You’re treaty-breakers, you’re liars, you’re thieves, you rape entire continents and races of people. Then you wonder why these very people don’t have any confidence and trust in you. Your religion means nothing, your law is a farce and we see it everyday. You demonstrated it in Alabama. And I can say “you” because you’re part of the whole system. You profit from it. In fact you make your living from it. … As far as we’re concerned, your Jesus is contaminated, just like everything else you’ve tried to force upon us is contaminated. So you can have him. … I think the problem is so bad that we can have no understanding at all. … You talk about justice and it means something to you, we talk about it and it means something else to us. And it will always be that way.

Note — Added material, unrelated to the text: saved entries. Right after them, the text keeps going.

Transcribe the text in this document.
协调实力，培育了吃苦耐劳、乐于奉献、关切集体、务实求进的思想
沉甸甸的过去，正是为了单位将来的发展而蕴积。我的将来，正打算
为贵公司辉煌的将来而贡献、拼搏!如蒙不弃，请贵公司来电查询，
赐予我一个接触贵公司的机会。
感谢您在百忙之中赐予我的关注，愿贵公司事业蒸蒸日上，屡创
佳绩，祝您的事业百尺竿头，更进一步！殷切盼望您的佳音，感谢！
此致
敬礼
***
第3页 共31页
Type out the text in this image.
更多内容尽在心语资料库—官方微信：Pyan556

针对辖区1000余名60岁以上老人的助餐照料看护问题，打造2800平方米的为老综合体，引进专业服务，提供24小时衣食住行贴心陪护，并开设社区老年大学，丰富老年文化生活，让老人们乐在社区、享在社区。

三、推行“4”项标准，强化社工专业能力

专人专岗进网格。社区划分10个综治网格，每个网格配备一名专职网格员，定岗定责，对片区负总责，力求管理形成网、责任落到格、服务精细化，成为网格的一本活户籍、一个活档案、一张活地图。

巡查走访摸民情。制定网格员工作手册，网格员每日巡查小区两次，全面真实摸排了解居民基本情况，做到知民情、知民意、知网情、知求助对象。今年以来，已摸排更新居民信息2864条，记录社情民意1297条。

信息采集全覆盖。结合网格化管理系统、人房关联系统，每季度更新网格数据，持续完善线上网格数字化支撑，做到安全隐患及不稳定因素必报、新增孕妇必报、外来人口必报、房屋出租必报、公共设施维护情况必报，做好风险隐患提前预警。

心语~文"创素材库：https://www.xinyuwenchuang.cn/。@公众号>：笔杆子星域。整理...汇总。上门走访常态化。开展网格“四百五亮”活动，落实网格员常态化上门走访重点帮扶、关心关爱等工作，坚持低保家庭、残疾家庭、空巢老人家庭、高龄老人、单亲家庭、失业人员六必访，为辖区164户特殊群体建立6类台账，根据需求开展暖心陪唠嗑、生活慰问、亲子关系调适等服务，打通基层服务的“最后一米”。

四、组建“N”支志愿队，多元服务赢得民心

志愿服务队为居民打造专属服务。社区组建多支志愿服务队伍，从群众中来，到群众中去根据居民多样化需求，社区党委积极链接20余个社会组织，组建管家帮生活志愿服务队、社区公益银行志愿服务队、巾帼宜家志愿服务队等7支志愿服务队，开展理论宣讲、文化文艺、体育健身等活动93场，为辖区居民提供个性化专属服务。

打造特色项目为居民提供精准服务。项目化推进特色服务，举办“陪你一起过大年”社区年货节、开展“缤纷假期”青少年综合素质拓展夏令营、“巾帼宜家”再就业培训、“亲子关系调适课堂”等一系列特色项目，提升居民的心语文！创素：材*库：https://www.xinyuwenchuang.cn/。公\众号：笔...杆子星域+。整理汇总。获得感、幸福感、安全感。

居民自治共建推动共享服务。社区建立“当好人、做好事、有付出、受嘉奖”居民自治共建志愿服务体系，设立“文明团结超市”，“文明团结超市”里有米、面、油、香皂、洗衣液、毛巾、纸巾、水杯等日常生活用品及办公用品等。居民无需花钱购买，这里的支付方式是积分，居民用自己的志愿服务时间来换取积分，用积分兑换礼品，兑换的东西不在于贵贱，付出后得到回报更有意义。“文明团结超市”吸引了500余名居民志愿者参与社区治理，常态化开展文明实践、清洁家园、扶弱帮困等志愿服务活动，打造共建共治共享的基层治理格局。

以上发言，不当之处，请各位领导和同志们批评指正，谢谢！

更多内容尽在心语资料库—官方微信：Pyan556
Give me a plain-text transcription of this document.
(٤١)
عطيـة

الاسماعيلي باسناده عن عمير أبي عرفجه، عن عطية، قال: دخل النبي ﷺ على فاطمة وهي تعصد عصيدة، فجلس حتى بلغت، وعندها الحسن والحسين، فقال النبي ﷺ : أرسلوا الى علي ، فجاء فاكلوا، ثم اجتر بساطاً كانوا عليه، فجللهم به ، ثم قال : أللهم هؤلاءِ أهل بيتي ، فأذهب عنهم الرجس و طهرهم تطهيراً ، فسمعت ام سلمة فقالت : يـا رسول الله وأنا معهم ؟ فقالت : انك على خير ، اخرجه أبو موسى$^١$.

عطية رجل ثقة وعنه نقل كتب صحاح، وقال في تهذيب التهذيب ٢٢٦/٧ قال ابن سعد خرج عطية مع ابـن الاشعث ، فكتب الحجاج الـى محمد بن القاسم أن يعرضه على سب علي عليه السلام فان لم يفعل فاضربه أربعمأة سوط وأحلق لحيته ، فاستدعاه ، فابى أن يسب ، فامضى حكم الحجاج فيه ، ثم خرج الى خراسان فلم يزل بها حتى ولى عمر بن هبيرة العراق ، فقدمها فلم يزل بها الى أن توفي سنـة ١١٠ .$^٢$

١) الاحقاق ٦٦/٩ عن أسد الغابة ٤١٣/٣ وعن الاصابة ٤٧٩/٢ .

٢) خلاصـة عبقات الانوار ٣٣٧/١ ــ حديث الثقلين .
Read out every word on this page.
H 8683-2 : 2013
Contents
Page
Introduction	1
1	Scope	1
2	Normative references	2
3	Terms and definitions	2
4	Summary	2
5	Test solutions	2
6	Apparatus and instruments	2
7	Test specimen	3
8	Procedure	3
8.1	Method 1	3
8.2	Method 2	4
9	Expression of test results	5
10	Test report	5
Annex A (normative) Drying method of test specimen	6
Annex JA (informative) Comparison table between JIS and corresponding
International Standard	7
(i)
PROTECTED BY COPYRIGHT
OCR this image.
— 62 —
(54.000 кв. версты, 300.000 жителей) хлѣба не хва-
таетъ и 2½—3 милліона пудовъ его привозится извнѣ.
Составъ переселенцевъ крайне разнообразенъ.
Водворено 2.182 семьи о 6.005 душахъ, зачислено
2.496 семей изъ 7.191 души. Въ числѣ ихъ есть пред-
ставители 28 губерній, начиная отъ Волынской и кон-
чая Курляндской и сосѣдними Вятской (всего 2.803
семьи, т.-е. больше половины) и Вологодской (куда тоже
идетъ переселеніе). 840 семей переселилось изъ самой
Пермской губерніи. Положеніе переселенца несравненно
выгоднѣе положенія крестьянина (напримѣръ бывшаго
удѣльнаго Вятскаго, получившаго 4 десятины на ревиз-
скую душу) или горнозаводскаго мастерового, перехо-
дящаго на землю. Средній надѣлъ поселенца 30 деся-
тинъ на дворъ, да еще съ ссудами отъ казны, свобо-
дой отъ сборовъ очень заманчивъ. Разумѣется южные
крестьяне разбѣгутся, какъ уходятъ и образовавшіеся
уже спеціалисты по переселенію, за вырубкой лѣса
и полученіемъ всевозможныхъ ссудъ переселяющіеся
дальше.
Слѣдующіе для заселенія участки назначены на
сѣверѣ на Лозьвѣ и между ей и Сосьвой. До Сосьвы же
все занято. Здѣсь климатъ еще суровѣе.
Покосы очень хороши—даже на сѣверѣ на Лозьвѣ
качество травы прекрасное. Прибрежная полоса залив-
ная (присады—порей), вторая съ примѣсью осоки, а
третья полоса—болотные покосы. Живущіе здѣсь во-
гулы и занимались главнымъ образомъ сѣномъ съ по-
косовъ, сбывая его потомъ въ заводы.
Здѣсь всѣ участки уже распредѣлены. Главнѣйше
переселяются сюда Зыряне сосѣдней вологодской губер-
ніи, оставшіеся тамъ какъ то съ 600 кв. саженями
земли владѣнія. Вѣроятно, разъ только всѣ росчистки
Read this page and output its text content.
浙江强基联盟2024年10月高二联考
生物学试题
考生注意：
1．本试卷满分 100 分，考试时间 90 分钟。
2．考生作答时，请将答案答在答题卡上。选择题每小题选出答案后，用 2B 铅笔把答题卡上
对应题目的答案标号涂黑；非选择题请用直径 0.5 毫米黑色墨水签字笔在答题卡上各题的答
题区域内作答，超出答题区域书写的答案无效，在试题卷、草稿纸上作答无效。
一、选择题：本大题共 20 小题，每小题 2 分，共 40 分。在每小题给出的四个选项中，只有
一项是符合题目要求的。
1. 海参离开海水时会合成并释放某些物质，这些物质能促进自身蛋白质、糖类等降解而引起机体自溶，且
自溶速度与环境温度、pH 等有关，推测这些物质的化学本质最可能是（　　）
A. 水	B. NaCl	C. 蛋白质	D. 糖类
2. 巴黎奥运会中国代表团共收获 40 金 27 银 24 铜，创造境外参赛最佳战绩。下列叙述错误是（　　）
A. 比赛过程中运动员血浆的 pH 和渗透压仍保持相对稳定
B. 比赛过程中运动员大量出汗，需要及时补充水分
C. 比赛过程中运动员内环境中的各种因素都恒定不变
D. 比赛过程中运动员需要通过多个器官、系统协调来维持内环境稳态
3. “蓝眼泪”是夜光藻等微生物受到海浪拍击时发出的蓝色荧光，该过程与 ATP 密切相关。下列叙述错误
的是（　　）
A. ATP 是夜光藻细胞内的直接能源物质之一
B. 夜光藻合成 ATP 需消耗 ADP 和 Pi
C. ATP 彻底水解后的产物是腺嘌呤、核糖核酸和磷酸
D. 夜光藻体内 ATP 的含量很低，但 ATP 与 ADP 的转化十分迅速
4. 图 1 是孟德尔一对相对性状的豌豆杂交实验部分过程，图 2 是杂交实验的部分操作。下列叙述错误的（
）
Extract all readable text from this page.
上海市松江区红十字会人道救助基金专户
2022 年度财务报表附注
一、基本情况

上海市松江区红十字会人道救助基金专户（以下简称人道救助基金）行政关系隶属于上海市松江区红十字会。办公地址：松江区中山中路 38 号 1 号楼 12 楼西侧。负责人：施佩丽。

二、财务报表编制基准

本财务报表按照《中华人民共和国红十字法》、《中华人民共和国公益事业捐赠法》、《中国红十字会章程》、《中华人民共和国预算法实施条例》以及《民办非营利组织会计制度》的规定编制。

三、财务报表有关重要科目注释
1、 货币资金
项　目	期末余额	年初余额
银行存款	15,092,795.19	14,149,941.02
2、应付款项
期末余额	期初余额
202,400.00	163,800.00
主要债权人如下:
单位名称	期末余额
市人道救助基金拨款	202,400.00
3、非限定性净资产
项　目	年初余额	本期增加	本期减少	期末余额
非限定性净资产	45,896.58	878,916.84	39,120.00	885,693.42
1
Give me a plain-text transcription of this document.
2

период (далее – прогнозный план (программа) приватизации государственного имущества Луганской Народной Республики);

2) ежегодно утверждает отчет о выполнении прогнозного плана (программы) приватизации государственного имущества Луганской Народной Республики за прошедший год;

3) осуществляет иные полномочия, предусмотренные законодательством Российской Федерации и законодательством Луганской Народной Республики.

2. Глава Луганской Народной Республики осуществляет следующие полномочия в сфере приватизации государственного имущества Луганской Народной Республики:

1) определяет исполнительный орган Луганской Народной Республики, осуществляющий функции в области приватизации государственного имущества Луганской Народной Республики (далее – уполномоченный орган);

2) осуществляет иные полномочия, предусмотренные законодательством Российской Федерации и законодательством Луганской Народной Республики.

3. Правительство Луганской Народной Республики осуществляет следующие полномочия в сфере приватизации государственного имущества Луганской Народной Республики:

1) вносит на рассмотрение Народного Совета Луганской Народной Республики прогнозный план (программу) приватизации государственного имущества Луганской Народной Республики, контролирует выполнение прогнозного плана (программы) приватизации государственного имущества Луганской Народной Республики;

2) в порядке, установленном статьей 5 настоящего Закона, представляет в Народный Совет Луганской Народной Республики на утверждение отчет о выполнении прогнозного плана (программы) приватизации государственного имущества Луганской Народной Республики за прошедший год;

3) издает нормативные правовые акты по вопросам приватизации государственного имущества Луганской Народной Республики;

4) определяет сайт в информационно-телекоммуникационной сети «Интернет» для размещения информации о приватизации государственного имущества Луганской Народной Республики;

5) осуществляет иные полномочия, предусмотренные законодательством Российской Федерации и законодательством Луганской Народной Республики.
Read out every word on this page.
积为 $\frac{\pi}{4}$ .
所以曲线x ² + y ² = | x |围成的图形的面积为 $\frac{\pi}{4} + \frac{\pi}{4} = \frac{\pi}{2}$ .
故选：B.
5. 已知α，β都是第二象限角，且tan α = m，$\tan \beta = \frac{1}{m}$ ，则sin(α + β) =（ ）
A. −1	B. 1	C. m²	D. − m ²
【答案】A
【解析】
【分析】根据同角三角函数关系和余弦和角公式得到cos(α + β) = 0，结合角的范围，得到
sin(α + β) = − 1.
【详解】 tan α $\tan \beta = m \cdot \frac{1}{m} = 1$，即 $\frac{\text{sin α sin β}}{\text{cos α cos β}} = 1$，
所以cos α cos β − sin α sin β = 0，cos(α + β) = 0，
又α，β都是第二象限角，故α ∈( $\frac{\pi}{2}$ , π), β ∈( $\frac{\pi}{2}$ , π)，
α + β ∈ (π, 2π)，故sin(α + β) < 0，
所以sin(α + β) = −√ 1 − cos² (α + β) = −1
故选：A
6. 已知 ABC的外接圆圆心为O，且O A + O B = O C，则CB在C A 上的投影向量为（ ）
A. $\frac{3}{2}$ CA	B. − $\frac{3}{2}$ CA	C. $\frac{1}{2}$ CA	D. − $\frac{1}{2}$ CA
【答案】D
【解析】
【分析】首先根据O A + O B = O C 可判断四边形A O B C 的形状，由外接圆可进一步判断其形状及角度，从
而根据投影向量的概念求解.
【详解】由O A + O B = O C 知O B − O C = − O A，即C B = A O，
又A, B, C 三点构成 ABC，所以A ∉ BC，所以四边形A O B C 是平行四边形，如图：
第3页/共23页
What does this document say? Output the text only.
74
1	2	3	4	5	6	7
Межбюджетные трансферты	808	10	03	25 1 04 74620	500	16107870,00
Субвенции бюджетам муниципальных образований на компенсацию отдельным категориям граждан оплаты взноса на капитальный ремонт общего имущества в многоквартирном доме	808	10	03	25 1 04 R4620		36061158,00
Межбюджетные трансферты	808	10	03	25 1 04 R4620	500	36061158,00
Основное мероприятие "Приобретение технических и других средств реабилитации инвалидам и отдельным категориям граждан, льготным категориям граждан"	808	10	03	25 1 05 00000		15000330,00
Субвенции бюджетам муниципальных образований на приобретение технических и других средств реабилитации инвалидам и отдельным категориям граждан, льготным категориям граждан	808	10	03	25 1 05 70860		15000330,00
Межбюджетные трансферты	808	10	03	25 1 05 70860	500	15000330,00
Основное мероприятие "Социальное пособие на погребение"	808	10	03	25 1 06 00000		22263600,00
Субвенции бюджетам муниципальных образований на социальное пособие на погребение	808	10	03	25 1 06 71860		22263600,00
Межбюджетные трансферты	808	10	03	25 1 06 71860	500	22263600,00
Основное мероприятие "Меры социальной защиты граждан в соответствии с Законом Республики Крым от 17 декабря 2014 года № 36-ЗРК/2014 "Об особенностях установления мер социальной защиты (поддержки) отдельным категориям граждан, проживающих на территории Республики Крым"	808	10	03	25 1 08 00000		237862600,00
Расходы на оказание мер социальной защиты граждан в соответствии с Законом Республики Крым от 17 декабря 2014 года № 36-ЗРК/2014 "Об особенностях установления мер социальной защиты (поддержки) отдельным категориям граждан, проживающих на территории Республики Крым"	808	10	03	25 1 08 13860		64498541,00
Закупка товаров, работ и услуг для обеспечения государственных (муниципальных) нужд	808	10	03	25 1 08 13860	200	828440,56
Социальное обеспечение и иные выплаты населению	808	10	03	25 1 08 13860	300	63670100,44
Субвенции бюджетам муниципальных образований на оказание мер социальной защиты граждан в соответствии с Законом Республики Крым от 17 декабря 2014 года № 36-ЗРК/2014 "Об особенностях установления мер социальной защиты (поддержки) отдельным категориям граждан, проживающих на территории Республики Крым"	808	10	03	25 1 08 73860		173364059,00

In 2014, these problems and the truths Mr. Chambers presents here are magnified beyond all reason, and all our good intentions have not made one whit of difference. The power structure is still every bit as racist as it was in 1960 and the impacts are as unjust and destructive as ever.

“What’s truly necessary is for white people to have hard conversations about injustice with other white people, not gratuitous arguments but challenges that count,” Hopper says.

She goes further. She makes sort of a list of her own:

I want to be willing to bear some of the cost of racism, a cost that is so unevenly distributed and that is visible in rates of incarceration, unemployment, hypertension, diabetes, debt, infant mortality, stop and frisk, and death by guns. I want to bear my share of the cost not just in social discomfort but in tedium and tiredness, in my time and my bank account and my body. I love social media and t-shirts with slogans, and I think marches are energizing and photogenic, but I believe the battle is also being fought in the meetings that no one has time to go to: in school board and city elections, in voter registration drives, in budget debates and hiring decisions and referendums on the minimum wage.

This calls us all to task: there are battles on everyone’s doorstep that need to be fought every day. If we are willing, as she says, to live in the struggle, those opportunities will come to us. Then we have a choice: speak up or keep the peace.